Foreign Ministry spokeswoman Maria Zakharova in a statement on Thursday slammed the results of Britain’s inquiry into the death of Litvinenko, as biased and vague.
She, however, said that Russia was not expecting the British lead investigator's report on the Litvinenko case to be impartial.
"We regret that a purely criminal case was politicized and darkened the general atmosphere of bilateral relations," Zakharova said in a statement, adding, "We had no reason to expect that the final findings of the politically motivated and extremely non-transparent process, which has been skewed to achieve the predetermined, 'needed' result, would suddenly become objective and unbiased."
The spokeswoman also said London’s handling of the case clouded bilateral relations between the two countries.
The inquiry into the 2006 killing concluded that President Vladimir Putin and security chief Nikolai Patrushev probably approved a Russian intelligence operation to kill Litvinenko.
In a lengthy report, Judge Robert Owen claimed that former KGB bodyguard Andrei Lugovoy and lawmaker Dmitry Kovtun carried out the poisoning.
Reacting to the probe, Kovtun has called the charges against him “absurd.”
Lugovoy also pointed out that the start of the official British inquiry coincided with the Ukraine crisis and accused London of pursuing the "polonium scandal" for its own political goals.
"I am hoping that this 'polonium process' will dispel a myth about the impartiality of British justice," Lugovoy said, adding, "The results of the inquiry made public today once again confirm London's anti-Russian stance, tunnel thinking and the unwillingness of the British to establish the true cause of Litvinenko's death."
Britain summons Russian envoy
Meanwhile, Britain on Thursday summoned the Russian ambassador following the report into the radiation poisoning murder of ex-spy.

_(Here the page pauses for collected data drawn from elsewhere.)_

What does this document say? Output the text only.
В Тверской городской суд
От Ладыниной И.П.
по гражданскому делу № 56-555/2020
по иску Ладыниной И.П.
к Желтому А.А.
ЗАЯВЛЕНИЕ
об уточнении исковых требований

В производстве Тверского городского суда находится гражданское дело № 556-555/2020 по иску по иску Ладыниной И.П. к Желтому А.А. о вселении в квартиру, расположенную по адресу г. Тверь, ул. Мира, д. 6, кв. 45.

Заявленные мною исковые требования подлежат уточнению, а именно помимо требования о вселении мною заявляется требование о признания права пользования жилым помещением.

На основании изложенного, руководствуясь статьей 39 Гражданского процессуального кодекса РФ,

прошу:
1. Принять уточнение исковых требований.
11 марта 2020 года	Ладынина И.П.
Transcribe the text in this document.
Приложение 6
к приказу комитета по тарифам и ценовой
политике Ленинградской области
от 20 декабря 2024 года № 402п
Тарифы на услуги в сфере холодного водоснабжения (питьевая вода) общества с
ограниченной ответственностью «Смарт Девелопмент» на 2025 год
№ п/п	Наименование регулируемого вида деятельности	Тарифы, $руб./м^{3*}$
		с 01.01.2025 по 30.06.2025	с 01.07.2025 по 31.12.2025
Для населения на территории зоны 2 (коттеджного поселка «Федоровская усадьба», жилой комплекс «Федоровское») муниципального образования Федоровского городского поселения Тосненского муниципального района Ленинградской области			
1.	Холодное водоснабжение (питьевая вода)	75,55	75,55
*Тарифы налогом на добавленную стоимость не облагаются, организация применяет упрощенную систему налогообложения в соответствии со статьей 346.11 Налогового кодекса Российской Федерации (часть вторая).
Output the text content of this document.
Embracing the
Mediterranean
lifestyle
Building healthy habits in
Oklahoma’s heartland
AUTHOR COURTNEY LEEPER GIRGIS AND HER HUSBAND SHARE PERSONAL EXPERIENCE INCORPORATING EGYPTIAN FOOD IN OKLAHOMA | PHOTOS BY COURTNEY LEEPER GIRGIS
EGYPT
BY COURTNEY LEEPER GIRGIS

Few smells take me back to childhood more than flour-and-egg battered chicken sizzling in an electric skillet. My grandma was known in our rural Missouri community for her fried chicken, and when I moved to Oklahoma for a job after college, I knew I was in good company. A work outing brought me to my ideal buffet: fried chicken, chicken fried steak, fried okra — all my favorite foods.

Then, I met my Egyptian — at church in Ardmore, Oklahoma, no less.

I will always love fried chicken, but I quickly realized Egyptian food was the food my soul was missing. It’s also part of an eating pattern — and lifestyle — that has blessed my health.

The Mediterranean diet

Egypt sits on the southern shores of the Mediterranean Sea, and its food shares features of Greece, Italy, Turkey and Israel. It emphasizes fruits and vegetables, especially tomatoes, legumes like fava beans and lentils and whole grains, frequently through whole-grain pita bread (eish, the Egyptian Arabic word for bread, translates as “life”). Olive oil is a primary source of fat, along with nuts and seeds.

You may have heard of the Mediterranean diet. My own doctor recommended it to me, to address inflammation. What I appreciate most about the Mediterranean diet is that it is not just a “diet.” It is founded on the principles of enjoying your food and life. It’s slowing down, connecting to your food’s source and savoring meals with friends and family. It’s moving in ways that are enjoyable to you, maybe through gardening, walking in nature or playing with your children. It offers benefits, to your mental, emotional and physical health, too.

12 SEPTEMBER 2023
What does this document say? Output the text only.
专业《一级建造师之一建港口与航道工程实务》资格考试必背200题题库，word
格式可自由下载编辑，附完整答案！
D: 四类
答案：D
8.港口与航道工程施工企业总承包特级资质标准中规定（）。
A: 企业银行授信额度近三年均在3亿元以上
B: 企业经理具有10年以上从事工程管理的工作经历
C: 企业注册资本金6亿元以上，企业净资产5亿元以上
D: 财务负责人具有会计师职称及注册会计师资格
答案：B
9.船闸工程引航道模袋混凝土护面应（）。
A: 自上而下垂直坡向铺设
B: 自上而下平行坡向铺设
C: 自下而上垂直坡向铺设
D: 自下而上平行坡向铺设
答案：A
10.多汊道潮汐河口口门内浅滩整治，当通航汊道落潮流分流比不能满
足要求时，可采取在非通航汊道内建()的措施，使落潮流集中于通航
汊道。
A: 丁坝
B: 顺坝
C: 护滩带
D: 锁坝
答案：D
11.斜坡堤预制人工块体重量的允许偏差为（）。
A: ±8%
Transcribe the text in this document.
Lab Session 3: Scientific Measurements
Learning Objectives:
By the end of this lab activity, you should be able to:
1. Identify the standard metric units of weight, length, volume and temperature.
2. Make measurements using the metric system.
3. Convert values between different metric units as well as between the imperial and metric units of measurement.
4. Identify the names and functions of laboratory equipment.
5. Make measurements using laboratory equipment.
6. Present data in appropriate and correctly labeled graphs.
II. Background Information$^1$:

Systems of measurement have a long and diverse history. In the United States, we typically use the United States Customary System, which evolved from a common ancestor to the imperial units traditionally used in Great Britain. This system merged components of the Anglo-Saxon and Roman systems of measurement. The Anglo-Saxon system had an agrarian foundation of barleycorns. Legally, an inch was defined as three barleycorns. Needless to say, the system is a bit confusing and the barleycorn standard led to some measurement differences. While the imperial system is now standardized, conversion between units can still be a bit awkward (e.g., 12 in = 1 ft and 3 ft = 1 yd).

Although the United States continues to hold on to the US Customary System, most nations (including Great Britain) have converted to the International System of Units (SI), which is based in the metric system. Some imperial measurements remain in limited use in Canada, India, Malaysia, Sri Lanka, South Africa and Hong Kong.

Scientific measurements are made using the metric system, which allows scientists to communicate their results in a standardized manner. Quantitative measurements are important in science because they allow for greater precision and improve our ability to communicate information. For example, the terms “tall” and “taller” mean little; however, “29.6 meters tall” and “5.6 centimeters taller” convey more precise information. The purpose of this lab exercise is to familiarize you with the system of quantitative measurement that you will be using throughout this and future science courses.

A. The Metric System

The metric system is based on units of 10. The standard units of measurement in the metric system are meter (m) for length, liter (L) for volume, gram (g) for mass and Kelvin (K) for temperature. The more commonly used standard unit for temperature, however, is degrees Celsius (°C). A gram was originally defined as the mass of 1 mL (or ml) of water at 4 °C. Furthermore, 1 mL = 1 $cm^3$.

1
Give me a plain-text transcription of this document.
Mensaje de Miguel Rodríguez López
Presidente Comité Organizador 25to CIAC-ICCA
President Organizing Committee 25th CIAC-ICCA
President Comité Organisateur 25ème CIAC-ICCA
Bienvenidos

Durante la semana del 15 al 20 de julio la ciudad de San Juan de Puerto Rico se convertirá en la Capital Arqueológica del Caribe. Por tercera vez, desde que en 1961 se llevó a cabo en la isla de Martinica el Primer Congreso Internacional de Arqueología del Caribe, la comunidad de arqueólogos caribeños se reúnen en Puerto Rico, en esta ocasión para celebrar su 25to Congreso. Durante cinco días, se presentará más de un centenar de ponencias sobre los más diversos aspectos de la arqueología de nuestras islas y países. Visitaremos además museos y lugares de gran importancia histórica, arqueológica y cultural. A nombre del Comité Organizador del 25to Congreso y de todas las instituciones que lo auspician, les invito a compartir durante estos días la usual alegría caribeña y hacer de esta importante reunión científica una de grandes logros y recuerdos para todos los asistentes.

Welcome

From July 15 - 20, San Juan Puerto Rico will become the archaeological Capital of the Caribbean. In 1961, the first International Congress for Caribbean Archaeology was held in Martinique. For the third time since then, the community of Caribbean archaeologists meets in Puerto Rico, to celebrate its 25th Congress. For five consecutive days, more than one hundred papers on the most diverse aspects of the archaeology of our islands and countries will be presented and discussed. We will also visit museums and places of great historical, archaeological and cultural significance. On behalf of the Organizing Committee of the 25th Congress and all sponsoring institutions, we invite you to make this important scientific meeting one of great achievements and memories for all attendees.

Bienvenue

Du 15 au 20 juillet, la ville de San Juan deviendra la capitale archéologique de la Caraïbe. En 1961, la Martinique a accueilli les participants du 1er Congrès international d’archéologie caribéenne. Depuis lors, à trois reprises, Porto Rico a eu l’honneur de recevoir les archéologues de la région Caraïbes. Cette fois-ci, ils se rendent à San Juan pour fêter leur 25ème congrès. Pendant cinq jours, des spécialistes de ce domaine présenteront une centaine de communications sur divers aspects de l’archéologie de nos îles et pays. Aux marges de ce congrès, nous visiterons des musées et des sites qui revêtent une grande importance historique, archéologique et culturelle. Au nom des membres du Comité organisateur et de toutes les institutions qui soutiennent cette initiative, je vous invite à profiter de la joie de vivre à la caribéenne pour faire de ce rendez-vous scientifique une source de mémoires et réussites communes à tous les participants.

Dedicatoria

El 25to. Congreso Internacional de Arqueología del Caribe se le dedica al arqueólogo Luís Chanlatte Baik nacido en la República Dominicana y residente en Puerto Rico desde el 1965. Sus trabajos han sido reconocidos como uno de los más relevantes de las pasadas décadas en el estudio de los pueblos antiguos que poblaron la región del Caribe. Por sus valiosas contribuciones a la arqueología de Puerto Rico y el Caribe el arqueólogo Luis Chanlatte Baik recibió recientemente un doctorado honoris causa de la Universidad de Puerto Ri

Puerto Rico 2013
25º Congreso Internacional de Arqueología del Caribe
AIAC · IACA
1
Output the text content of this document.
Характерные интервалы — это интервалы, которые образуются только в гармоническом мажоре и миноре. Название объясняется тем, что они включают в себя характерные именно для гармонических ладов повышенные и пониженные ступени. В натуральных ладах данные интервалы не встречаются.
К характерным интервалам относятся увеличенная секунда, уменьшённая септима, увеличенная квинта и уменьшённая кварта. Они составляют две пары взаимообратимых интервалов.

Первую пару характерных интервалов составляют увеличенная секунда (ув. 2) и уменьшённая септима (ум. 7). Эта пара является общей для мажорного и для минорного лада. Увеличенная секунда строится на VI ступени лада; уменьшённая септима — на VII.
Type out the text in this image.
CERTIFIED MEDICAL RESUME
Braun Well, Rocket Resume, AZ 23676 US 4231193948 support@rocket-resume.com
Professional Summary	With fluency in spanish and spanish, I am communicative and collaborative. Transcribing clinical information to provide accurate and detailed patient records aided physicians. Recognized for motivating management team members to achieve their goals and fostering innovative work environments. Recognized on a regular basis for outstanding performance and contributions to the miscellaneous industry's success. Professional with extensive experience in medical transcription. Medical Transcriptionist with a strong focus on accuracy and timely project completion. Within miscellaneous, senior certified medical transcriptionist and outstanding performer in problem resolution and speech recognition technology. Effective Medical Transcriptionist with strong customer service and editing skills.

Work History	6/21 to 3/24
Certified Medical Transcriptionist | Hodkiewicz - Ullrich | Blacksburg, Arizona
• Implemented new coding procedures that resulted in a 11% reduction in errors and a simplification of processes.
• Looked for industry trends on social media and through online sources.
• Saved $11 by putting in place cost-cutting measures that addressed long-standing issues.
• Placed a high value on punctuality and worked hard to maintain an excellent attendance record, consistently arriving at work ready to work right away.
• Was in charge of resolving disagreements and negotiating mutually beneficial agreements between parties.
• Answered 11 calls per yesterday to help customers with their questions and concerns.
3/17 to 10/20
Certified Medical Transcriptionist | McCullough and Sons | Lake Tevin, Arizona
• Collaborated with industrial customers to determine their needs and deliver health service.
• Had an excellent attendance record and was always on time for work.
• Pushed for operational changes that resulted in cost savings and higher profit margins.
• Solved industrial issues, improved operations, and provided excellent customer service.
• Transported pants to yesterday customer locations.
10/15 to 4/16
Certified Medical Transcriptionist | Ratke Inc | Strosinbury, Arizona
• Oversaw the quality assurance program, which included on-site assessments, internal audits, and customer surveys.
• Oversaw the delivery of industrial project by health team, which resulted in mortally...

London has also imposed asset freezes on the two men identified as the perpetrators.
Reacting to the report, Home Secretary Theresa May in an address to parliament told lawmakers that the killing was "a blatant and unacceptable breach of the most fundamental tenets of international law."
Litvinenko, an outspoken critic of Putin who fled to Britain in 2000, died after drinking green tea poisoned with radioactive isotope polonium-210 at a London hotel.